Na razie bez werdyktu. Rozpoczął się proces o absolutorium prezydenta
Do 13 września zostało odroczone ogłoszenie wyroku w sprawie, w której Tadeusz Truskolaski walczy o unieważnienie uchwały rady miasta o nieudzieleniu mu absolutorium za 2015 r.
MN
W czwartek (31.08) przed Wojewódzkim Sądem Administracyjnym rozpoczął się proces, w którym Tadeusz Truskolaski skarży uchwałę rady miasta o nieudzieleniu mu absolutorium za rok 2015. Prezydent chce unieważnienia tej uchwały. Trzeba przypomnieć, że nie zrobiła tego Regionalna Izba Obrachunkowa, chociaż równocześnie podważyła decyzję radnych o nie przyjęciu sprawozdania finansowego miasta za 2015 r. I właśnie na to powołuje się prezydent.
- Skarżący z pewnością wskazał, że rada miasta nie wzięła pod uwagę pozytywnej opinii Regionalnej Izby Obrachunkowej w Białymstoku o sprawozdaniu Prezydenta Miasta Białegostoku z wykonania budżetu, jednocześnie podkreślił, że Kolegium RIO podjęło uchwałę, w której stwierdziło nieważność uchwały rady miasta ws. zatwierdzenia sprawozdania finansowego i zatwierdzenia wykonania budżetu – przytoczył sędzia referent Jacek Pruszyński.
Pełnomocnik prezydenta, mec. Małgorzata Grażyna Niewińska, zwróciła natomiast uwagę, że RIO podważając uchwały rady miasta o nieudzieleniu absolutorium za lata 2016 i 2014 podnosiło, że ocena wykonania budżetu została przeprowadzona fragmentarycznie, natomiast w 2015 r. nazwała to nieistotnym naruszeniem prawa.

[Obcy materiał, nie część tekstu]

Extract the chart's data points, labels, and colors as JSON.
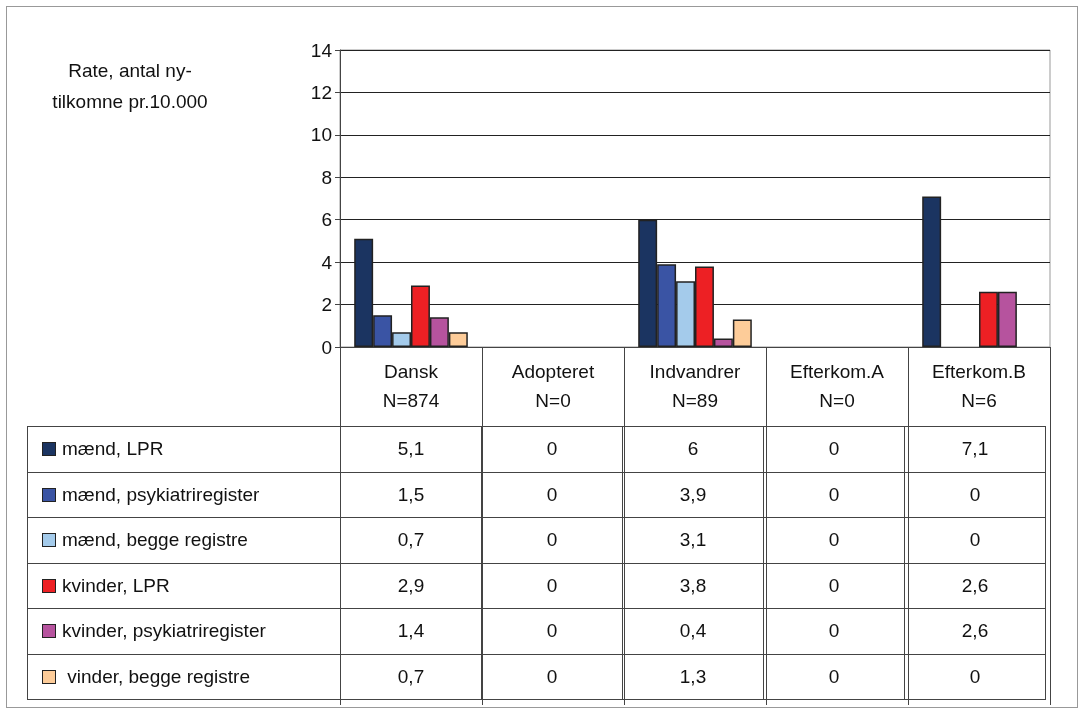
{
  "chart_data": {
    "type": "bar",
    "annotations": [
      "Rate, antal ny-\ntilkomne pr.10.000"
    ],
    "categories": [
      "Dansk\nN=874",
      "Adopteret\nN=0",
      "Indvandrer\nN=89",
      "Efterkom.A\nN=0",
      "Efterkom.B\nN=6"
    ],
    "series": [
      {
        "name": "mænd, LPR",
        "color": "#1b3461",
        "values": [
          5.1,
          0,
          6,
          0,
          7.1
        ],
        "value_labels": [
          "5,1",
          "0",
          "6",
          "0",
          "7,1"
        ]
      },
      {
        "name": "mænd, psykiatriregister",
        "color": "#3a54a4",
        "values": [
          1.5,
          0,
          3.9,
          0,
          0
        ],
        "value_labels": [
          "1,5",
          "0",
          "3,9",
          "0",
          "0"
        ]
      },
      {
        "name": "mænd, begge registre",
        "color": "#a4cbeb",
        "values": [
          0.7,
          0,
          3.1,
          0,
          0
        ],
        "value_labels": [
          "0,7",
          "0",
          "3,1",
          "0",
          "0"
        ]
      },
      {
        "name": "kvinder, LPR",
        "color": "#ed2024",
        "values": [
          2.9,
          0,
          3.8,
          0,
          2.6
        ],
        "value_labels": [
          "2,9",
          "0",
          "3,8",
          "0",
          "2,6"
        ]
      },
      {
        "name": "kvinder, psykiatriregister",
        "color": "#b6539e",
        "values": [
          1.4,
          0,
          0.4,
          0,
          2.6
        ],
        "value_labels": [
          "1,4",
          "0",
          "0,4",
          "0",
          "2,6"
        ]
      },
      {
        "name": " vinder, begge registre",
        "color": "#fdcc99",
        "values": [
          0.7,
          0,
          1.3,
          0,
          0
        ],
        "value_labels": [
          "0,7",
          "0",
          "1,3",
          "0",
          "0"
        ]
      }
    ],
    "ylim": [
      0,
      14
    ],
    "yticks": [
      0,
      2,
      4,
      6,
      8,
      10,
      12,
      14
    ],
    "grid": "y",
    "legend": "bottom"
  }
}
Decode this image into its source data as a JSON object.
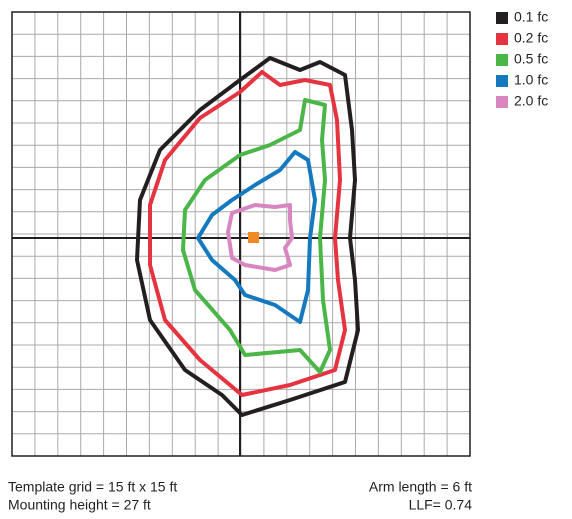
{
  "legend": [
    {
      "label": "0.1 fc",
      "color": "#231f20"
    },
    {
      "label": "0.2 fc",
      "color": "#e5333f"
    },
    {
      "label": "0.5 fc",
      "color": "#4bb648"
    },
    {
      "label": "1.0 fc",
      "color": "#1479be"
    },
    {
      "label": "2.0 fc",
      "color": "#d886c0"
    }
  ],
  "footer": {
    "template_grid": "Template grid = 15 ft x 15 ft",
    "mounting_height": "Mounting height = 27 ft",
    "arm_length": "Arm length = 6 ft",
    "llf": "LLF= 0.74"
  }
}
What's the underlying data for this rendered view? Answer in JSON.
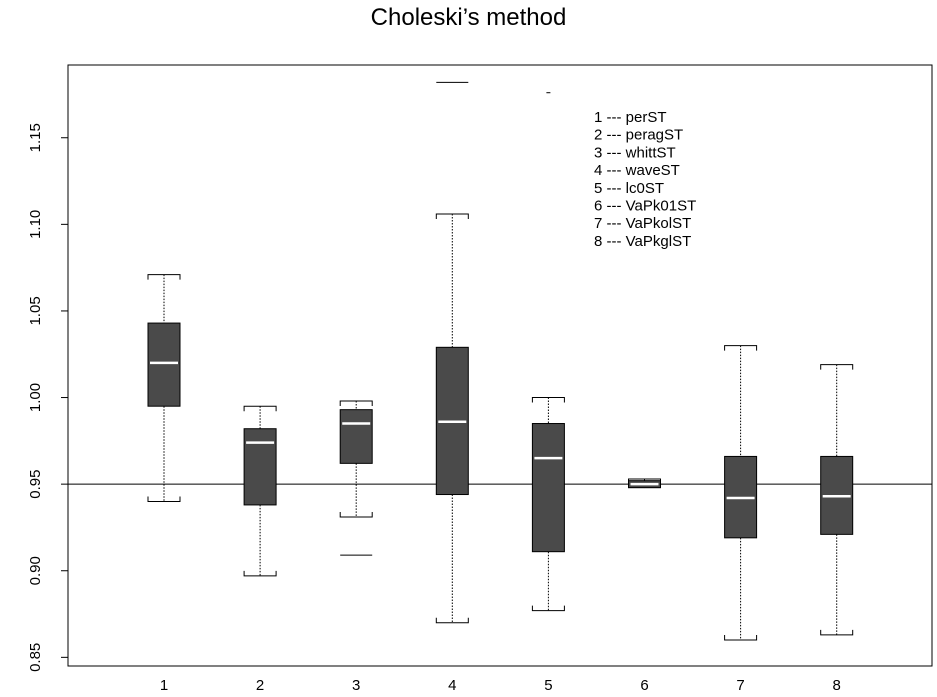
{
  "chart_data": {
    "type": "box",
    "title": "Choleski’s method",
    "xlabel": "",
    "ylabel": "",
    "ylim": [
      0.845,
      1.192
    ],
    "y_ticks": [
      "0.85",
      "0.90",
      "0.95",
      "1.00",
      "1.05",
      "1.10",
      "1.15"
    ],
    "categories": [
      "1",
      "2",
      "3",
      "4",
      "5",
      "6",
      "7",
      "8"
    ],
    "reference_line": 0.95,
    "boxes": [
      {
        "category": "1",
        "whisker_low": 0.94,
        "q1": 0.995,
        "median": 1.02,
        "q3": 1.043,
        "whisker_high": 1.071,
        "outliers": []
      },
      {
        "category": "2",
        "whisker_low": 0.897,
        "q1": 0.938,
        "median": 0.974,
        "q3": 0.982,
        "whisker_high": 0.995,
        "outliers": []
      },
      {
        "category": "3",
        "whisker_low": 0.931,
        "q1": 0.962,
        "median": 0.985,
        "q3": 0.993,
        "whisker_high": 0.998,
        "outliers": [
          0.909
        ]
      },
      {
        "category": "4",
        "whisker_low": 0.87,
        "q1": 0.944,
        "median": 0.986,
        "q3": 1.029,
        "whisker_high": 1.106,
        "outliers": [
          1.182
        ]
      },
      {
        "category": "5",
        "whisker_low": 0.877,
        "q1": 0.911,
        "median": 0.965,
        "q3": 0.985,
        "whisker_high": 1.0,
        "outliers": [
          1.176
        ]
      },
      {
        "category": "6",
        "whisker_low": 0.948,
        "q1": 0.948,
        "median": 0.95,
        "q3": 0.952,
        "whisker_high": 0.953,
        "outliers": []
      },
      {
        "category": "7",
        "whisker_low": 0.86,
        "q1": 0.919,
        "median": 0.942,
        "q3": 0.966,
        "whisker_high": 1.03,
        "outliers": []
      },
      {
        "category": "8",
        "whisker_low": 0.863,
        "q1": 0.921,
        "median": 0.943,
        "q3": 0.966,
        "whisker_high": 1.019,
        "outliers": []
      }
    ],
    "legend": [
      "1 --- perST",
      "2 --- peragST",
      "3 --- whittST",
      "4 --- waveST",
      "5 --- lc0ST",
      "6 --- VaPk01ST",
      "7 --- VaPkolST",
      "8 --- VaPkglST"
    ],
    "legend_position": "top-right",
    "grid": false,
    "colors": {
      "box_fill": "#4a4a4a",
      "median": "#ffffff",
      "line": "#000000"
    }
  }
}
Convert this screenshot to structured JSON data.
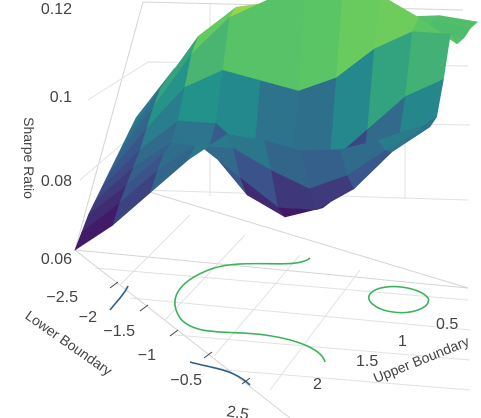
{
  "chart_data": {
    "type": "surface",
    "z_title": "Sharpe Ratio",
    "x_title": "Lower Boundary",
    "y_title": "Upper Boundary",
    "z_ticks": [
      "0.06",
      "0.08",
      "0.1",
      "0.12"
    ],
    "z_tick_values": [
      0.06,
      0.08,
      0.1,
      0.12
    ],
    "x_ticks": [
      "−2.5",
      "−2",
      "−1.5",
      "−1",
      "−0.5",
      "2.5"
    ],
    "y_ticks": [
      "0.5",
      "1",
      "1.5",
      "2"
    ],
    "z_range": [
      0.06,
      0.12
    ],
    "lower_boundary_range": [
      -2.5,
      0.0
    ],
    "upper_boundary_range": [
      0.0,
      2.5
    ],
    "colorscale": "viridis",
    "colors": {
      "low": "#440154",
      "mid": "#21918c",
      "high": "#fde725",
      "contour": "#3bb35a",
      "contour_dark": "#2c5f8a"
    },
    "surface_heights": [
      [
        0.06,
        0.066,
        0.074,
        0.082,
        0.088,
        0.086,
        0.083,
        0.083,
        0.085,
        0.088
      ],
      [
        0.063,
        0.07,
        0.078,
        0.084,
        0.083,
        0.077,
        0.072,
        0.075,
        0.081,
        0.086
      ],
      [
        0.066,
        0.073,
        0.081,
        0.082,
        0.074,
        0.066,
        0.065,
        0.07,
        0.079,
        0.085
      ],
      [
        0.068,
        0.076,
        0.082,
        0.08,
        0.068,
        0.062,
        0.064,
        0.071,
        0.08,
        0.086
      ],
      [
        0.07,
        0.079,
        0.086,
        0.085,
        0.076,
        0.07,
        0.074,
        0.082,
        0.09,
        0.094
      ],
      [
        0.072,
        0.083,
        0.093,
        0.097,
        0.094,
        0.091,
        0.094,
        0.101,
        0.105,
        0.104
      ],
      [
        0.074,
        0.087,
        0.1,
        0.109,
        0.113,
        0.115,
        0.116,
        0.113,
        0.107,
        0.1
      ],
      [
        0.076,
        0.09,
        0.103,
        0.11,
        0.111,
        0.11,
        0.108,
        0.104,
        0.101,
        0.1
      ],
      [
        0.078,
        0.091,
        0.102,
        0.104,
        0.101,
        0.099,
        0.099,
        0.101,
        0.103,
        0.101
      ],
      [
        0.08,
        0.092,
        0.101,
        0.101,
        0.097,
        0.096,
        0.099,
        0.103,
        0.103,
        0.101
      ]
    ]
  }
}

Z kolei rada miasta, reprezentowana przez Henryka Dębowskiego (radny PiS), odpowiadając na skargę, ubiega się o jej odrzucenie lub ewentualnie o jej oddalenie. Pierwszą prośbę argumentuje tym, że prezydent nie ma interesu prawnego w zaskarżaniu uchwały, a drugą tym, że rada miasta, podejmując decyzję o nieudzieleniu absolutorium, kierowała się kryteriami legalności, rzetelności i celowości. Dodatkowo złożyła również kopię raportu RIO z kontroli gospodarki finansowej w magistracie dotyczącej lat 2015 i 2016. Sąd, żeby zapoznać się tym z 500-stronicowym dokumentem, musiał odłożyć wydanie wyroku do 13 września.
Jeśli ostatecznie będzie on korzystny dla prezydenta, nie będzie to oznaczało, że zostanie mu przyznane absolutorium, ale uchwała rady nie będzie funkcjonowała w obiegu prawnym, a co za tym idzie, nie będzie np. możliwości zarządzenia referendum o odwołaniu Tadeusza Truskolaskiego ze stanowiska, chociaż radni PiS odżegnują się, że i tak do tego nie dążyli.